If you end up using a mixed model, by including the baseline observation (and not including a baseline outcome covariate) you do adust the analysis for the baseline severity. And this method is preferable because it reflects transparently the fact that the baseline observation is made in the same way as all the others.

As for excluding patients beyond a certain baseline, if, as you say, the more severe patients are not expected to respond to the treatment, or not very much, then it is quite reasonable to say that these patients are "not in universe" for the study and exclude them. All that is then required is that you explain that in any presentation of your methods, and point out that the results therefore also do not generalize to such patients.

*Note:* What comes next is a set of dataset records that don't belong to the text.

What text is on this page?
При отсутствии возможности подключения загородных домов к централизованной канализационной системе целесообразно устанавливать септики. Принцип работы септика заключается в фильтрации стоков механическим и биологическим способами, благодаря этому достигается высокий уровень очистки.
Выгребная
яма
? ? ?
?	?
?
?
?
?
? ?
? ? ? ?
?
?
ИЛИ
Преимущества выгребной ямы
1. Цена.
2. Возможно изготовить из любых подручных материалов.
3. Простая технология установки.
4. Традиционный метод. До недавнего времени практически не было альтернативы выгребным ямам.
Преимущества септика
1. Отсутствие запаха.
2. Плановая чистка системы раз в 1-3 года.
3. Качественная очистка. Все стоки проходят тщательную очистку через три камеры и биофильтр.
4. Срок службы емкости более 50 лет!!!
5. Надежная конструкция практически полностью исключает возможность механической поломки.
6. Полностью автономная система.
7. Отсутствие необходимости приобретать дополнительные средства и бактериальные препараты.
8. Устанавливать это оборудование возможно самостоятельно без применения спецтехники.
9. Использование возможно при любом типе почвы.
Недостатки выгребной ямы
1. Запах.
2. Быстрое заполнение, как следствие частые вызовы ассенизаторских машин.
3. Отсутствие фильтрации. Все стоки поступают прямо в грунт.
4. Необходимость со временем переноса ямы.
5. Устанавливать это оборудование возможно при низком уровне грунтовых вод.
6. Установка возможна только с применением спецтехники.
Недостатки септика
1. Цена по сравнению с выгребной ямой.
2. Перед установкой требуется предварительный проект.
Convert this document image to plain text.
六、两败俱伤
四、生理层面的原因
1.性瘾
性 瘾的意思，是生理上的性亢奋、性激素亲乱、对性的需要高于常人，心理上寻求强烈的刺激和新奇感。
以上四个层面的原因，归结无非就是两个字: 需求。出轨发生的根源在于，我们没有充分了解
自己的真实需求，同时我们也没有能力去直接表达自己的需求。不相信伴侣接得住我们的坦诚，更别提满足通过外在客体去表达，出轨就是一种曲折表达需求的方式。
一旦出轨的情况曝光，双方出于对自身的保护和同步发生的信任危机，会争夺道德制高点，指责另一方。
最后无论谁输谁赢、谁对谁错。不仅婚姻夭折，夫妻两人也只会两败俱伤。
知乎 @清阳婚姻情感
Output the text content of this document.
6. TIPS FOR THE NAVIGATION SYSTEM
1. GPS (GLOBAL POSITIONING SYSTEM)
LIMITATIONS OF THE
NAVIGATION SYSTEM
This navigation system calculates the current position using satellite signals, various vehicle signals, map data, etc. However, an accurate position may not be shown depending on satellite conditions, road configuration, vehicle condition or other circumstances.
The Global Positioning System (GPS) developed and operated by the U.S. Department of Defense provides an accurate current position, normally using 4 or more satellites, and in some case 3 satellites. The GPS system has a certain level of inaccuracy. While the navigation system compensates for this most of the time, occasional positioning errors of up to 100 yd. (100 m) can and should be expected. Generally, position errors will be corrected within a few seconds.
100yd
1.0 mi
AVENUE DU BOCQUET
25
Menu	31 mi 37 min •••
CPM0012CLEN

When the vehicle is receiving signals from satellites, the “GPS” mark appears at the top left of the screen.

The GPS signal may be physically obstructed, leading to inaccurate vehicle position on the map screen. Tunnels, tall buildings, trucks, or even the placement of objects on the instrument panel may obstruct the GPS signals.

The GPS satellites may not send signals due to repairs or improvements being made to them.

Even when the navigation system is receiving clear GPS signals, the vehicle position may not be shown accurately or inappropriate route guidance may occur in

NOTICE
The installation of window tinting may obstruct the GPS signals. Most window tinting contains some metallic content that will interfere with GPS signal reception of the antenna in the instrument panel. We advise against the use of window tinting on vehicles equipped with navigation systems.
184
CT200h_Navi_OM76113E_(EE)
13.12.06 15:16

You have the gist of the issue correct here. Likert scales are commonly treated as continuous because the assumption that the adjacent response options are at least close to equidistant in cognitive space is widely, though not universally, accepted. But this wide acceptance really applies only to the true Likert scale with responses ranging from "strongly disagree" to "strongly agree" on a 5 or 7 point scale. If your scale is Likert-like, e.g. "greatly improved," "somewhat improved," "no change," "somewhat deteriorated," "greatly deteriorated," the decision to treat it as continuous would be greeted with greater skepticism, absent an evidence-based justification.